A medical-trial volunteer is given the Moderna coronavirus vaccine candidate on Aug. 5 in Detroit.

Henry Ford Health System/AFP/Getty Images

Coronavirus vaccines are on the way, but the country will likely soon have to deal with another major problem: Misinformation.

That’s the concern of Dr. Bob Wachter, a professor and chair of the University of California, San Francisco’s department of medicine.

In a Twitter thread Tuesday and in an interview Wednesday with San Francisco’s KGO-TV, Wachter said the U.S. needs to develop a strong campaign to combat vaccine misinformation.

Read: What we still don’t know about COVID vaccines after the U.K.’s emergency-use authorization of the Pfizer-BioNTech candidate

Wachter said he’s especially worried about normal illnesses and deaths being blamed on the vaccines.

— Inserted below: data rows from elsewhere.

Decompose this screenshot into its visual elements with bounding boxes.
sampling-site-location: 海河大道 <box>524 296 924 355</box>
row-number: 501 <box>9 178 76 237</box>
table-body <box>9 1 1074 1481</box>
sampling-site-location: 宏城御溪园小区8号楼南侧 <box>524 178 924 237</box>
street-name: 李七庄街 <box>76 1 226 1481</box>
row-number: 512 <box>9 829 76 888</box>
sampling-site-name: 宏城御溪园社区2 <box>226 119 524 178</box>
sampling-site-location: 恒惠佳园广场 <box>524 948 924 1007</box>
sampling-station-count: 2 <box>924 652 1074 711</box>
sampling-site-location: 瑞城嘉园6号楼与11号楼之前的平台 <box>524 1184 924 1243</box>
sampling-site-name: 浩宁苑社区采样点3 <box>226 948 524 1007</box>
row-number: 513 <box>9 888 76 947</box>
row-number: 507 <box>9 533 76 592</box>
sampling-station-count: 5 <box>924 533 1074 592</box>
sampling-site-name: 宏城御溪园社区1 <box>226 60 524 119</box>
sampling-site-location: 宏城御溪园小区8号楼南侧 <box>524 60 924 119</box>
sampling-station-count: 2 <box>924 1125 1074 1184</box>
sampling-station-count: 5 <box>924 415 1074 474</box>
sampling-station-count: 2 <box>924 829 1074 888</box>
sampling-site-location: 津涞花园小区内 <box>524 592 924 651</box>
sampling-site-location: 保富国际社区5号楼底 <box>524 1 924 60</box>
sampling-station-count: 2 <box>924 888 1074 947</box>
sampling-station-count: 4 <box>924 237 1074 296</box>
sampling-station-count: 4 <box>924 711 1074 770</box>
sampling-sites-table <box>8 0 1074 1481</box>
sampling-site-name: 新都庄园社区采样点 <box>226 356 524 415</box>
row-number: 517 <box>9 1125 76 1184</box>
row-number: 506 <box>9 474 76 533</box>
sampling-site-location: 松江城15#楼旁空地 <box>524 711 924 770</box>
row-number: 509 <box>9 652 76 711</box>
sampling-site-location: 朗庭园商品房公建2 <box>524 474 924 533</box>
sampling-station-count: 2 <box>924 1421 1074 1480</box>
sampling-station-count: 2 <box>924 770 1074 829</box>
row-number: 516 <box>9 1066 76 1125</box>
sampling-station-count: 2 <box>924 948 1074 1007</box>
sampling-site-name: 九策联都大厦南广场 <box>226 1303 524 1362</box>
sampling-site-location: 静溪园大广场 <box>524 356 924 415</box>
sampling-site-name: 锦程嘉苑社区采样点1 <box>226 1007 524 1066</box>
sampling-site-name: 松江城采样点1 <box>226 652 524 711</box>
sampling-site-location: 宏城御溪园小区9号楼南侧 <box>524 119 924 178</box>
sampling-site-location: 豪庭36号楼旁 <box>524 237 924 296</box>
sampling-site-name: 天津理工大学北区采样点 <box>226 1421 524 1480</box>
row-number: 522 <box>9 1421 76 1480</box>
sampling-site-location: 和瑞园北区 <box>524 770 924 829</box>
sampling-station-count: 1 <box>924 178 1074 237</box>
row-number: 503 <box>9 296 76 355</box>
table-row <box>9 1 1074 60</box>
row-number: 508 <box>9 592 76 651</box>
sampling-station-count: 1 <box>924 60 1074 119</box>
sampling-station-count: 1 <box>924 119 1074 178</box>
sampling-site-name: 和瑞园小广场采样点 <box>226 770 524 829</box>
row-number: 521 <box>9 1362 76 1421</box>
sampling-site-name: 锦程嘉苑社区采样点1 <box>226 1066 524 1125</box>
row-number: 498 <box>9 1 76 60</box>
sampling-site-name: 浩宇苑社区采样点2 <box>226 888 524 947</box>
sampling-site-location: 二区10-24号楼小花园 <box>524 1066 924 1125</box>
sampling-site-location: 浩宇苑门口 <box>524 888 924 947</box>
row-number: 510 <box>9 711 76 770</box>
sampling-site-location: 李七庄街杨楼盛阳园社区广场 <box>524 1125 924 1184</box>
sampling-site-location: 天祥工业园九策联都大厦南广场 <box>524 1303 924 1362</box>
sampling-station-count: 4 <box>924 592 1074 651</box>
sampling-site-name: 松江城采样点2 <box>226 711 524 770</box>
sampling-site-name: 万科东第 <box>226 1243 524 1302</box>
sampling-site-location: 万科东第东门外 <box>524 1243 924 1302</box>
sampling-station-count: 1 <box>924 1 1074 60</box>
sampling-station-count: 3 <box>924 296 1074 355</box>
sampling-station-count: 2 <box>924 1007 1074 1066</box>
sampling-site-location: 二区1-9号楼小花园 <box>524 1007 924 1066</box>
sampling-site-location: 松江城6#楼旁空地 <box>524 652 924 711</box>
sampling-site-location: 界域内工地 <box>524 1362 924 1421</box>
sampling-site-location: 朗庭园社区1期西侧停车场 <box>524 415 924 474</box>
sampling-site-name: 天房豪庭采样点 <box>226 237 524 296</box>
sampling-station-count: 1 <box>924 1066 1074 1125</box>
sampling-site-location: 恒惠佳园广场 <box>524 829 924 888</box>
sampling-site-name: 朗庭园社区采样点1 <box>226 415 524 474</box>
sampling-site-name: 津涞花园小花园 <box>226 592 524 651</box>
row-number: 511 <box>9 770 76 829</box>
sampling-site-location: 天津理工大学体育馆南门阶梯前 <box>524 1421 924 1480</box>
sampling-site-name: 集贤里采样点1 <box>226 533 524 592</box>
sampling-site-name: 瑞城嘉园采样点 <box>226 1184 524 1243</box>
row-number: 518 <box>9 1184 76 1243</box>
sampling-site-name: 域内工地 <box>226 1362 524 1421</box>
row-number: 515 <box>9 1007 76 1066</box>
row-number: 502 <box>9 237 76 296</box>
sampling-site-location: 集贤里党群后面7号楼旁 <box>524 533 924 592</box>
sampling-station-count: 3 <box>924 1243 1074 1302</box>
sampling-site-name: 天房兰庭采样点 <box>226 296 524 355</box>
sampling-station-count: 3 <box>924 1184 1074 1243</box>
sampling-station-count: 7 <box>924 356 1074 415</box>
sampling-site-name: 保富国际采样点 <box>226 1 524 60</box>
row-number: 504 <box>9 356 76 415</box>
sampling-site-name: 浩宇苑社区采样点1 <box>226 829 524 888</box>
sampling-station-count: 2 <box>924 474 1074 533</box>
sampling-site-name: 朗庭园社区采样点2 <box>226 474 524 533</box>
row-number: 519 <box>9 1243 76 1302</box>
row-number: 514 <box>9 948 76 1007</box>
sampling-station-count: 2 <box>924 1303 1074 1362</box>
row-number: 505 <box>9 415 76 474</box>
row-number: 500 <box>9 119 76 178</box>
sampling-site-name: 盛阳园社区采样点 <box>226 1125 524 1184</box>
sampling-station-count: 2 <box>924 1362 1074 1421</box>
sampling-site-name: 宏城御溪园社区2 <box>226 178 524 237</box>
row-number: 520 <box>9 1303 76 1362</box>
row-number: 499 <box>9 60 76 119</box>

“There will be thousands of people that get a vaccine and in a month or two they have a heart attack, or in a month or two they have a stroke, or a month or two, they come down with cancer, have zero to do with the vaccines, that has to be absolutely clear,” he told KGO.

Wachter said the message that the vaccines are safe and effective must be clear and consistent, from the president down to local health officials.

“We’ve gotta have a really vigorous anti-misinformation campaign and judging by how we blew it on masks, that makes me very worried,” he told KGO.

Also read: CDC director warns the next three months will be ‘the most difficult’ in public health history

On Twitter, Wachter said that despite “the cataclysmic current state of Covid (likely to get worse, I fear)” the vaccine news “remains astoundingly positive.”

“Yes I have worries, but the light at the end of the tunnel is increasingly bright,” he said. “We just need to get there.”